Chocolate Stout Mousse Brownies and What The Heck Is A Stout?
Dark beers, with their inky good looks and sinister darkness have a way of scaring away those new to the brew. But what is a stout? and what makes it so dark?
Don’t let the color fool you, these gentle giants offer a smooth, malty, drinkability with much lower hop bitterness than their lighter counterpoints. Stouts were born from another dark beer, the Porter. Porters and stouts are both made with grains that have been roasted to a dark blackness, giving them their inky color and toasted flavors. Porters came first, gaining wide popularity across Europe in the 18th century. Once brewers started to tinker with the formula (as they often do) and the ABV (alcohol by volume) was raised, the term Stout Porter was born, referring to a stronger version of a porter. Although over time, the ABV of a dark beer has no bearing on weather a it will earn a stout or a porter designation, it’s no longer part of the equation. For example, a Guinness, the worlds most popular stout, has an ABV of only 4.2%, very few porters are at or below that level.
To this day the differences between stouts and porters are well debated and the lines have been aggressively muddied. For the sake of cooking, stouts and porters are interchangeable.
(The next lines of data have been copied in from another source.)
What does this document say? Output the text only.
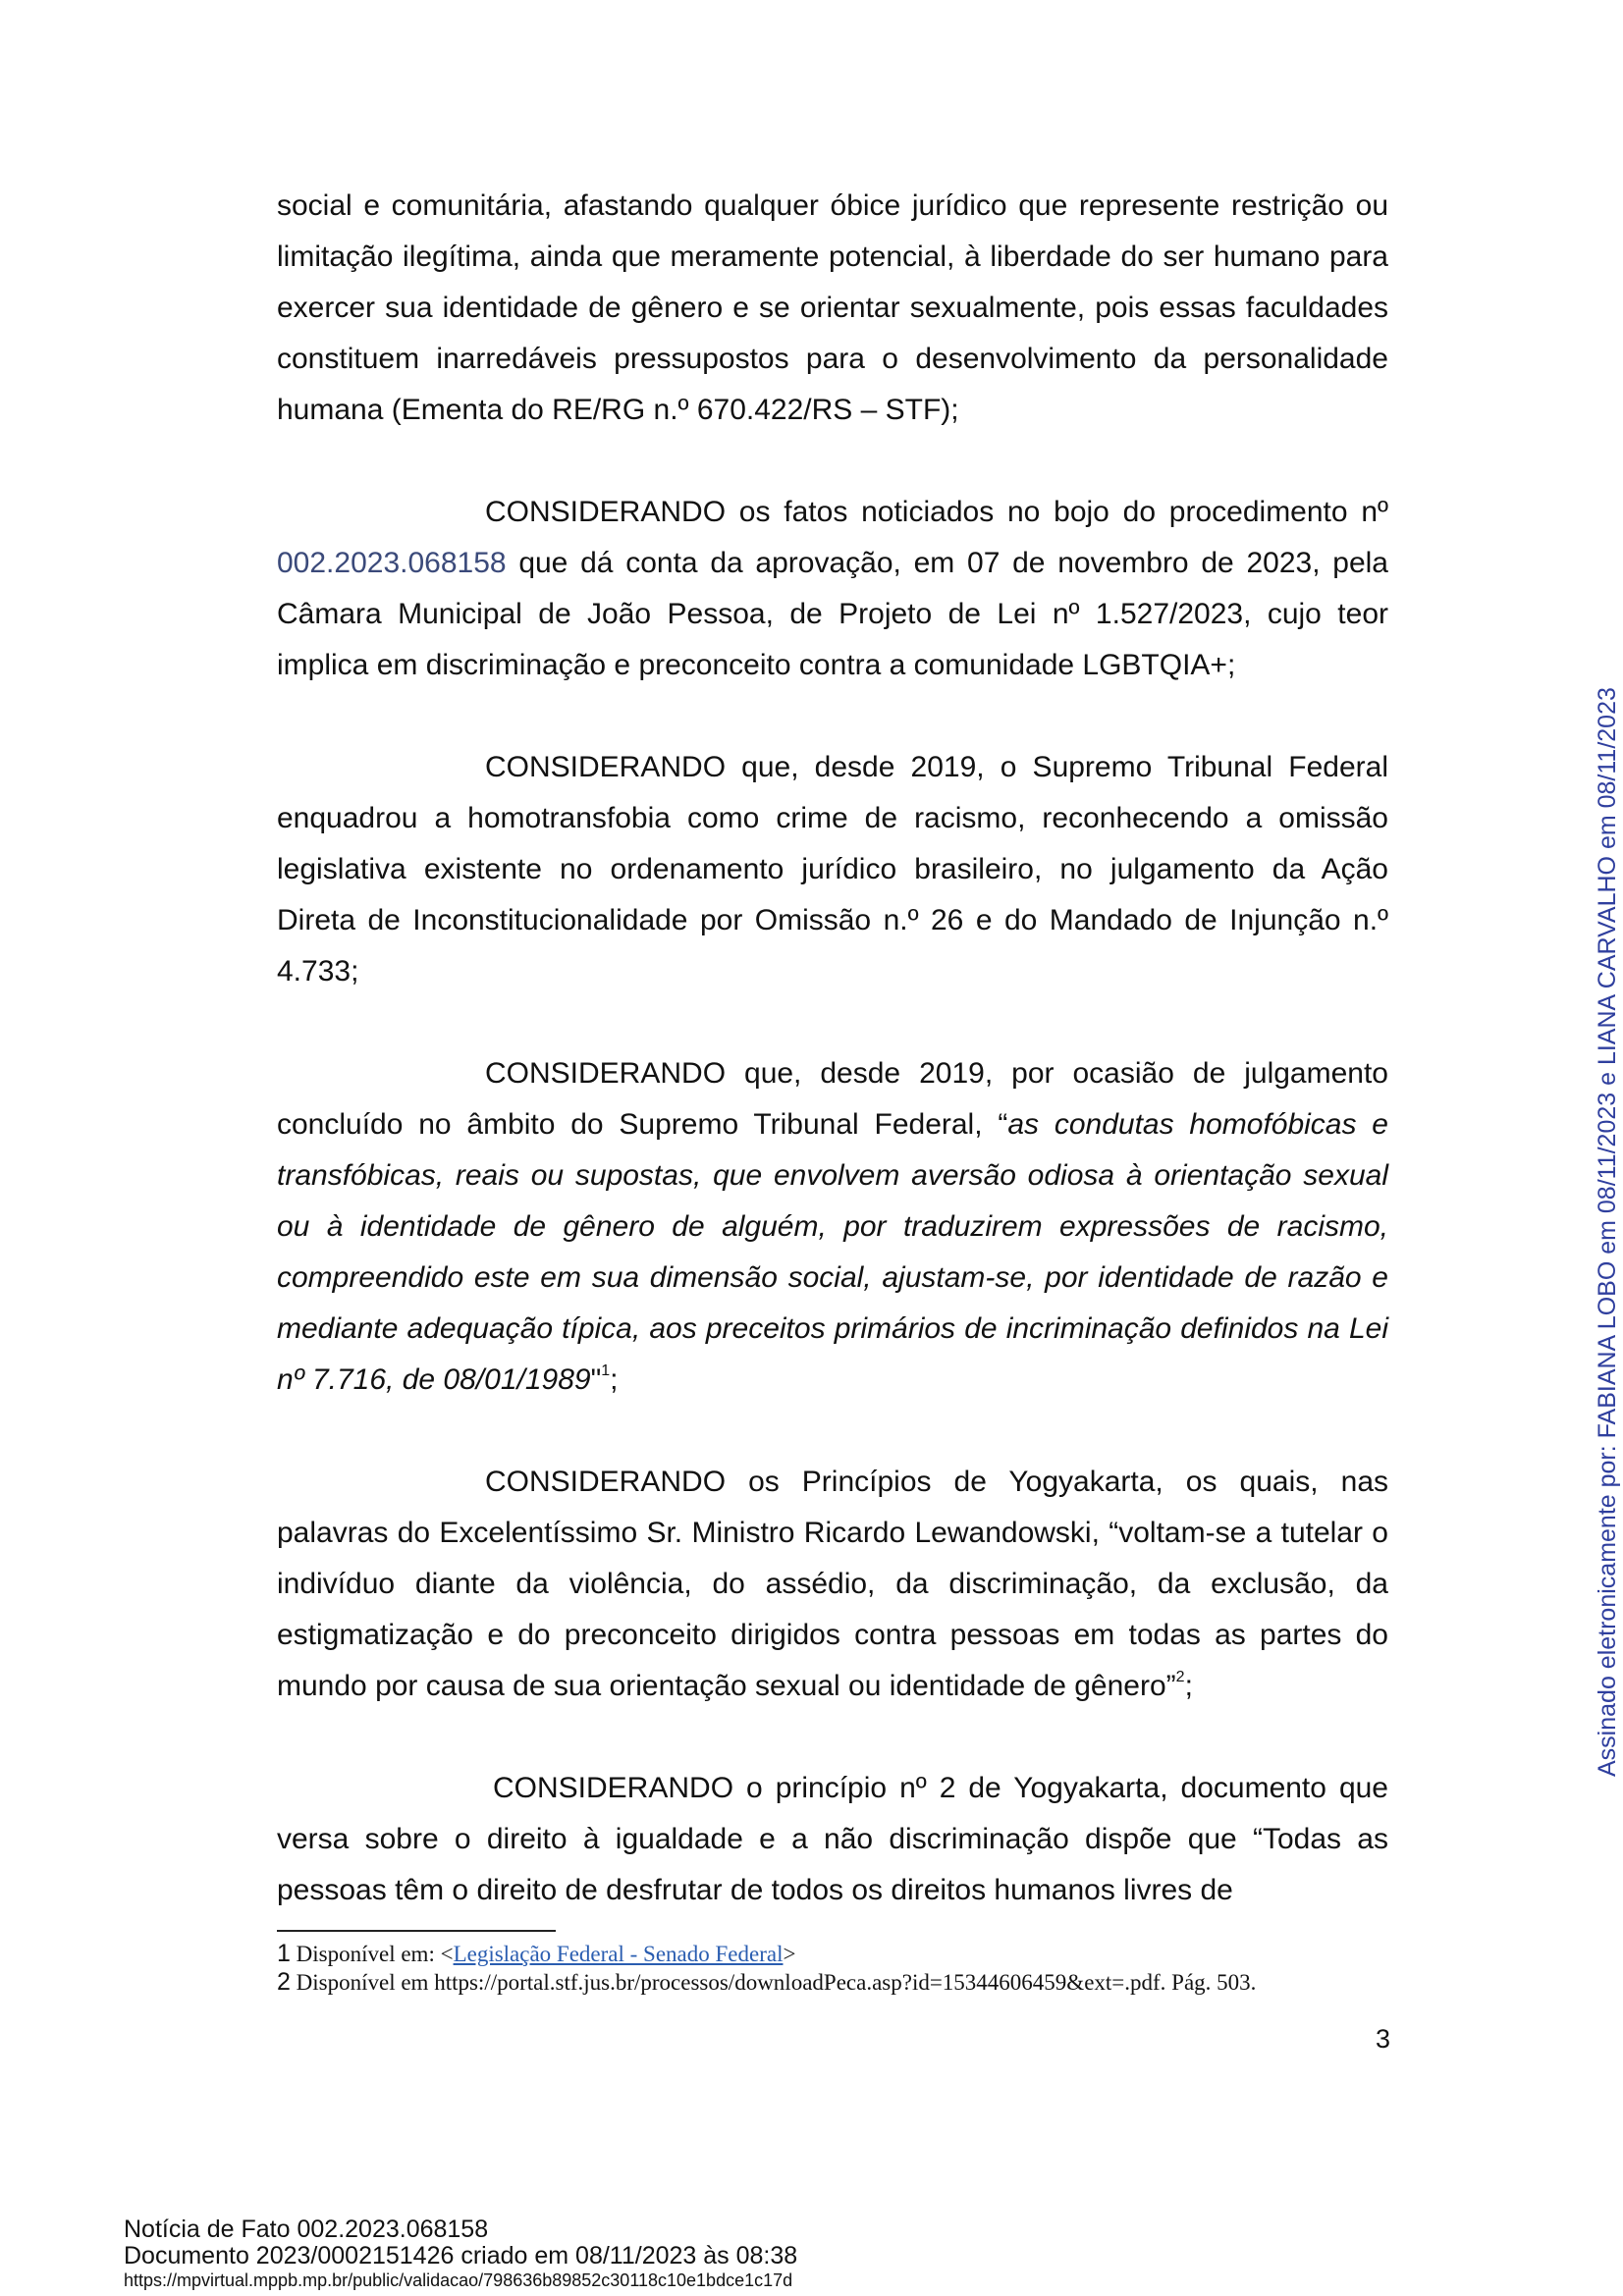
social e comunitária, afastando qualquer óbice jurídico que represente restrição ou limitação ilegítima, ainda que meramente potencial, à liberdade do ser humano para exercer sua identidade de gênero e se orientar sexualmente, pois essas faculdades constituem inarredáveis pressupostos para o desenvolvimento da personalidade humana (Ementa do RE/RG n.º 670.422/RS – STF);

CONSIDERANDO os fatos noticiados no bojo do procedimento nº 002.2023.068158 que dá conta da aprovação, em 07 de novembro de 2023, pela Câmara Municipal de João Pessoa, de Projeto de Lei nº 1.527/2023, cujo teor implica em discriminação e preconceito contra a comunidade LGBTQIA+;

CONSIDERANDO que, desde 2019, o Supremo Tribunal Federal enquadrou a homotransfobia como crime de racismo, reconhecendo a omissão legislativa existente no ordenamento jurídico brasileiro, no julgamento da Ação Direta de Inconstitucionalidade por Omissão n.º 26 e do Mandado de Injunção n.º 4.733;

CONSIDERANDO que, desde 2019, por ocasião de julgamento concluído no âmbito do Supremo Tribunal Federal, “as condutas homofóbicas e transfóbicas, reais ou supostas, que envolvem aversão odiosa à orientação sexual ou à identidade de gênero de alguém, por traduzirem expressões de racismo, compreendido este em sua dimensão social, ajustam-se, por identidade de razão e mediante adequação típica, aos preceitos primários de incriminação definidos na Lei nº 7.716, de 08/01/1989"$^1$;

CONSIDERANDO os Princípios de Yogyakarta, os quais, nas palavras do Excelentíssimo Sr. Ministro Ricardo Lewandowski, “voltam-se a tutelar o indivíduo diante da violência, do assédio, da discriminação, da exclusão, da estigmatização e do preconceito dirigidos contra pessoas em todas as partes do mundo por causa de sua orientação sexual ou identidade de gênero”$^2$;

CONSIDERANDO o princípio nº 2 de Yogyakarta, documento que versa sobre o direito à igualdade e a não discriminação dispõe que “Todas as pessoas têm o direito de desfrutar de todos os direitos humanos livres de

1 Disponível em: <Legislação Federal - Senado Federal>
2 Disponível em https://portal.stf.jus.br/processos/downloadPeca.asp?id=15344606459&ext=.pdf. Pág. 503.
3
Assinado eletronicamente por: FABIANA LOBO em 08/11/2023 e LIANA CARVALHO em 08/11/2023
Notícia de Fato 002.2023.068158
Documento 2023/0002151426 criado em 08/11/2023 às 08:38
https://mpvirtual.mppb.mp.br/public/validacao/798636b89852c30118c10e1bdce1c17d
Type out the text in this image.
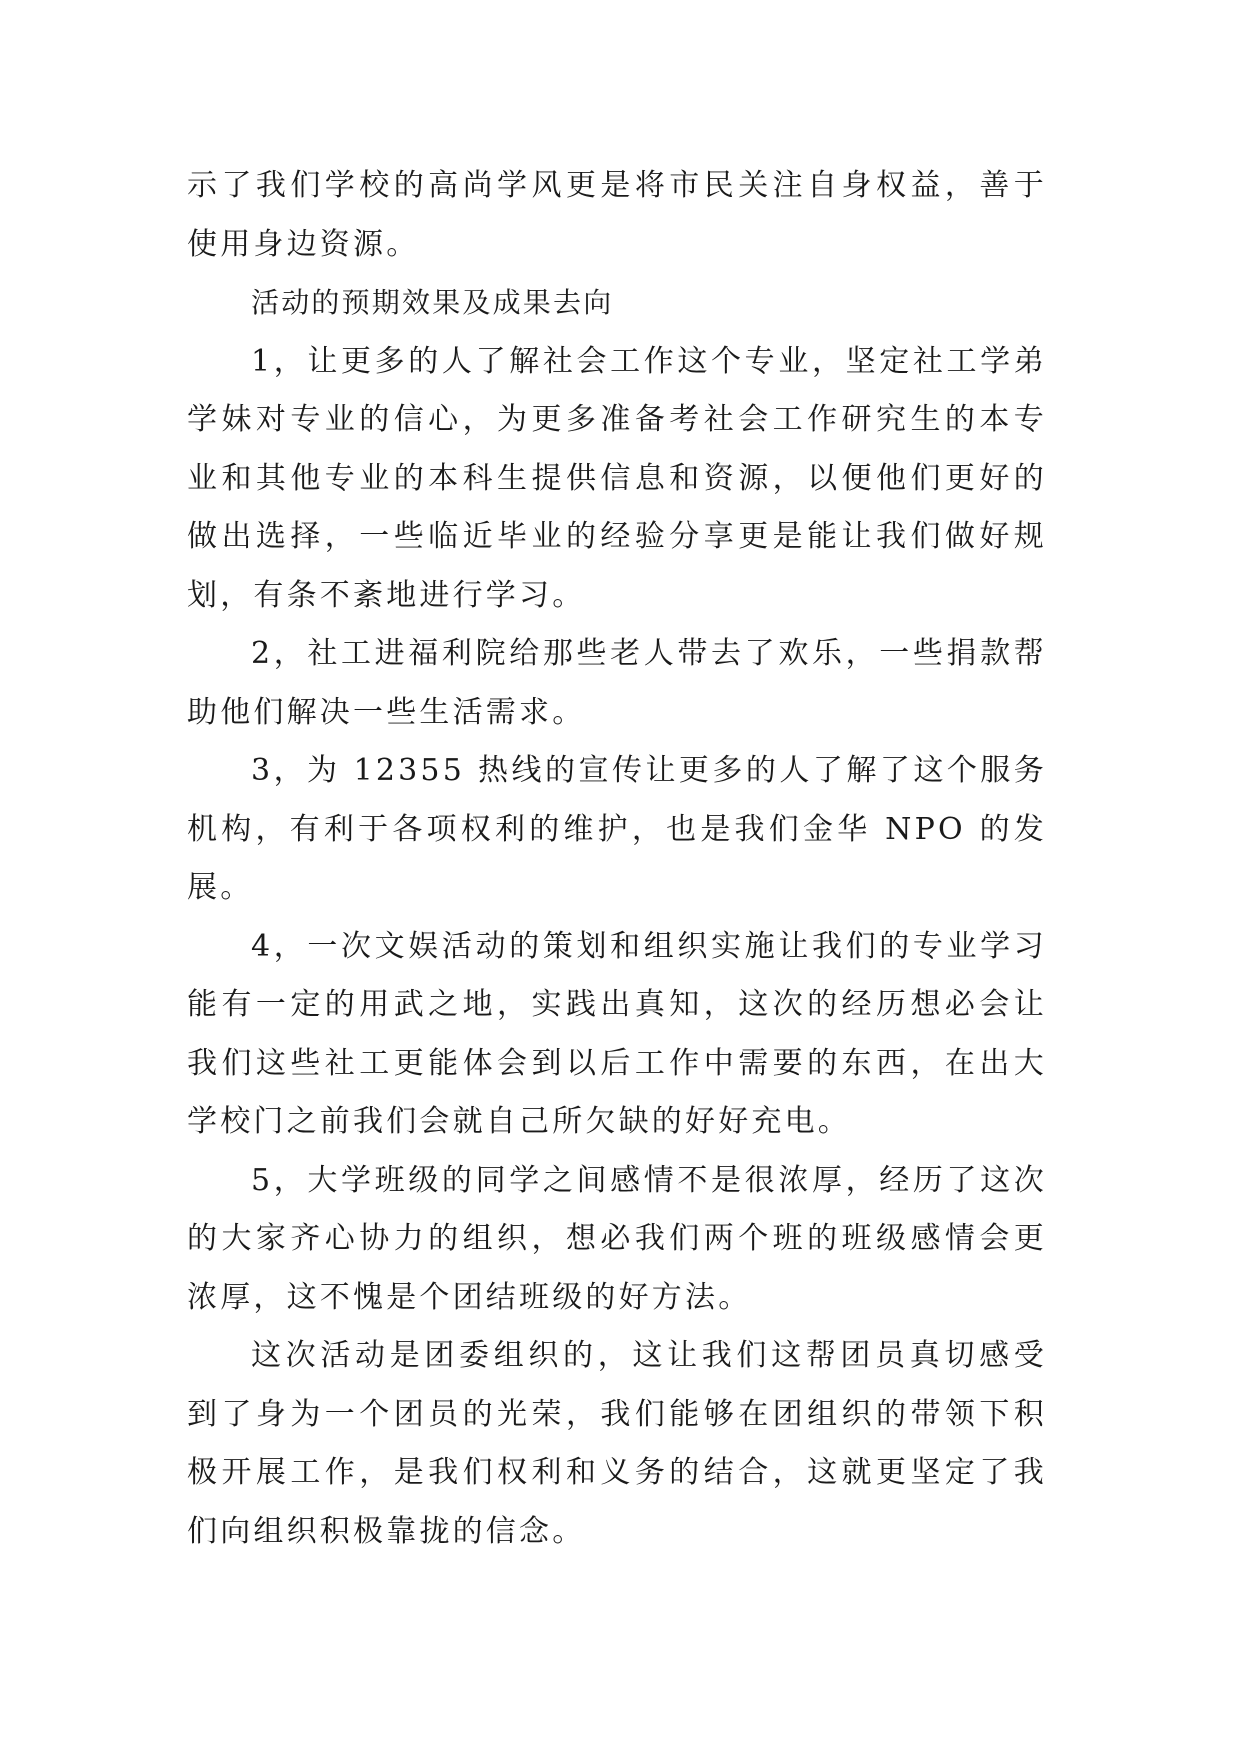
示了我们学校的高尚学风更是将市民关注自身权益，善于使用身边资源。

活动的预期效果及成果去向

1，让更多的人了解社会工作这个专业，坚定社工学弟学妹对专业的信心，为更多准备考社会工作研究生的本专业和其他专业的本科生提供信息和资源，以便他们更好的做出选择，一些临近毕业的经验分享更是能让我们做好规划，有条不紊地进行学习。

2，社工进福利院给那些老人带去了欢乐，一些捐款帮助他们解决一些生活需求。

3，为 12355 热线的宣传让更多的人了解了这个服务机构，有利于各项权利的维护，也是我们金华 NPO 的发展。

4，一次文娱活动的策划和组织实施让我们的专业学习能有一定的用武之地，实践出真知，这次的经历想必会让我们这些社工更能体会到以后工作中需要的东西，在出大学校门之前我们会就自己所欠缺的好好充电。

5，大学班级的同学之间感情不是很浓厚，经历了这次的大家齐心协力的组织，想必我们两个班的班级感情会更浓厚，这不愧是个团结班级的好方法。

这次活动是团委组织的，这让我们这帮团员真切感受到了身为一个团员的光荣，我们能够在团组织的带领下积极开展工作，是我们权利和义务的结合，这就更坚定了我们向组织积极靠拢的信念。
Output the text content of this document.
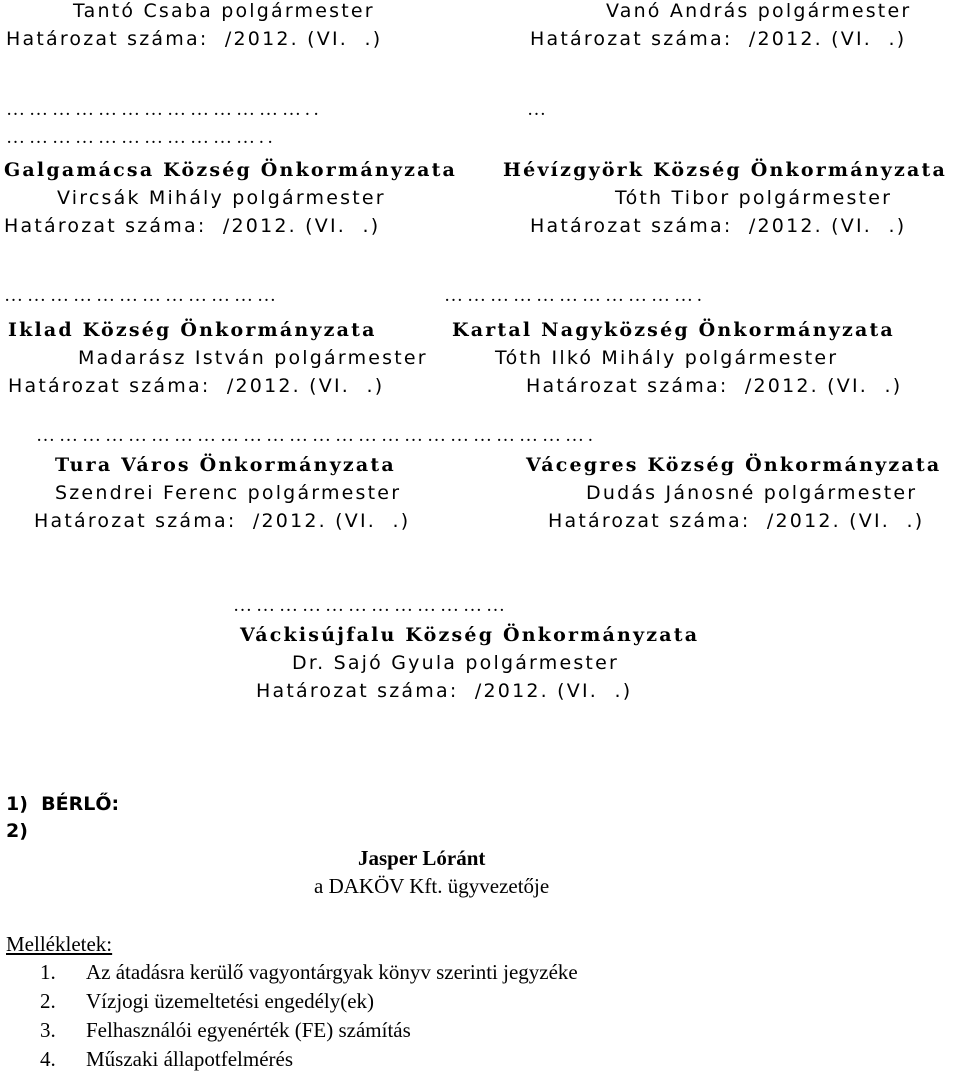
Tantó Csaba polgármester
Határozat száma:  /2012. (VI.  .)
Vanó András polgármester
Határozat száma:  /2012. (VI.  .)
…………………………………..
……………………………..
Galgamácsa Község Önkormányzata
Vircsák Mihály polgármester
Határozat száma:  /2012. (VI.  .)
…
Hévízgyörk Község Önkormányzata
Tóth Tibor polgármester
Határozat száma:  /2012. (VI.  .)
………………………………
Iklad Község Önkormányzata
Madarász István polgármester
Határozat száma:  /2012. (VI.  .)
…………………………….
Kartal Nagyközség Önkormányzata
Tóth Ilkó Mihály polgármester
Határozat száma:  /2012. (VI.  .)
……………………………………………………………….
Tura Város Önkormányzata
Szendrei Ferenc polgármester
Határozat száma:  /2012. (VI.  .)
Vácegres Község Önkormányzata
Dudás Jánosné polgármester
Határozat száma:  /2012. (VI.  .)
………………………………
Váckisújfalu Község Önkormányzata
Dr. Sajó Gyula polgármester
Határozat száma:  /2012. (VI.  .)
1)  BÉRLŐ:
2)
Jasper Lóránt
a DAKÖV Kft. ügyvezetője
Mellékletek:
1. Az átadásra kerülő vagyontárgyak könyv szerinti jegyzéke
2. Vízjogi üzemeltetési engedély(ek)
3. Felhasználói egyenérték (FE) számítás
4. Műszaki állapotfelmérés
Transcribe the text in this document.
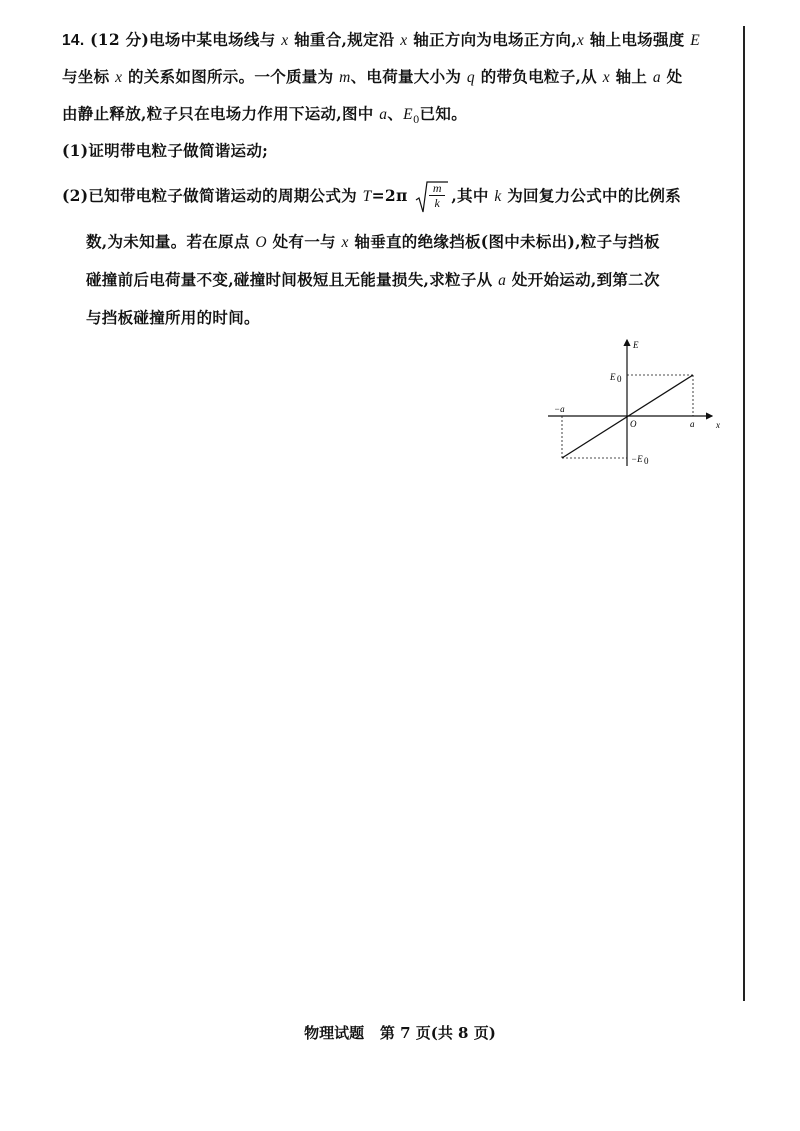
14. (12 分)电场中某电场线与 x 轴重合,规定沿 x 轴正方向为电场正方向,x 轴上电场强度 E
与坐标 x 的关系如图所示。一个质量为 m、电荷量大小为 q 的带负电粒子,从 x 轴上 a 处
由静止释放,粒子只在电场力作用下运动,图中 a、$E_0$已知。
(1)证明带电粒子做简谐运动;
(2)已知带电粒子做简谐运动的周期公式为 $T=2\pi \frac{m}{k}$ ,其中 k 为回复力公式中的比例系
数,为未知量。若在原点 O 处有一与 x 轴垂直的绝缘挡板(图中未标出),粒子与挡板
碰撞前后电荷量不变,碰撞时间极短且无能量损失,求粒子从 a 处开始运动,到第二次
与挡板碰撞所用的时间。
E
x
O
E 0
−E 0
a
−a
物理试题 第 7 页(共 8 页)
The difference between a stout and porter: what ever the brewer wants it to be. Try not to spend too much time on the differences of stouts and porters, for the most part, it just doesn’t matter.
If you are a coffee drinker, or tend to favor the bourbon, the dark beers should be on your Must Try list. The flavor profiles in a stout often have notes of cocoa, espresso, and spices. They have richness that’s easy to enjoy. Although within the genera, several styles exist.
Imperial Stout (or Russian Imperial Stout): These days the term means a big bold stout, full of larger than life flavors and a higher than average ABV. These are generally sippin' stouts, made to savor and share. Don’t be afraid of these giant beasts, brewers can pack some fantastic flavors in these beers.
Milk Stout (or Sweet Stouts): These are beers made with the lactose from milk, one of the exceptions to the Beer is Vegan rule. The sweetness of the lactose gives a creaminess and a velvety texture to a tall glass of dark brew.
Smoked Porter: The mild hints of smoke in these beers make them great for a cold winters evening by the fire, as well as the perfect braising liquid of a large pork shoulder. This is my go-to style when braising beef or pork, and also adds a meatiness when cooking chicken or mushrooms.
These brownies are a hybrid of the Chocolate Stout Mousse that will be in my Cookbook and my favorite brownie recipe. There is a light, mousse-like texture and deep richness all over a crispy chocolate shortbread crust.
Chocolate Stout Mousse Brownies
For the Crust:
- 3/4 cup flour
- ¼ cup cocoa
- ½ tsp salt
- 1/3 cup powdered sugar
- 6 tbs unsalted butter
For the Filling:
- 8 tbs butter 1 stick
- 8 wt ounes bittersweet chocolate 62% cocoa content about 1 ½ cups
- 5 eggs separated
- ¼ tsp cream tartar
- 1/3 cup sugar
- 1/3 cup stout
- 2 tbs cornstarch
- 2 tbs flour
- Preheat oven 375.
- In a food processor add the flour, cocoa powder, salt and powdered sugar, pulse a few times to combine.
- Add the butter cubes and process until well combined.
- Spray a deep dish 8x8 inch baking dish (for 9x13, double the recipe) with cooking spray.
- Dump crust in the prepared dish, press firmly into an even layer.
- Place 8 tablespoons of butter, stout and chocolate in the top of a double boiler (or a metal bowl set over a pot of water) over medium heat. Stir frequently until melted, remove from heat.
- In the bowl of a stand mixer add the egg whites and cream of tartar, building up speed, beat on high until soft peaks form.
- Move whites to a large bowl.
- In the stand mixer bowl (no need to clean between jobs), add the egg yolks, sugar, cornstarch, and flour. Beat on high until light and slightly fluffy.
- Slowly pour the chocolate mixture into the egg yolk mixture, beating until completely combined, scraping the bottom to make sure the mixture is well incorporated.
- About 1/3 at a time, gently fold the egg whites into the chocolate mixture using a spatula. Stir until egg whites are well combined with the chocolate mixture. Add filling in an even layer on top of the crust.
- Bake at 375 for thirty minutes or until the top has puffed and looks dry. Remove from oven and allow to cool to room temperature before cutting.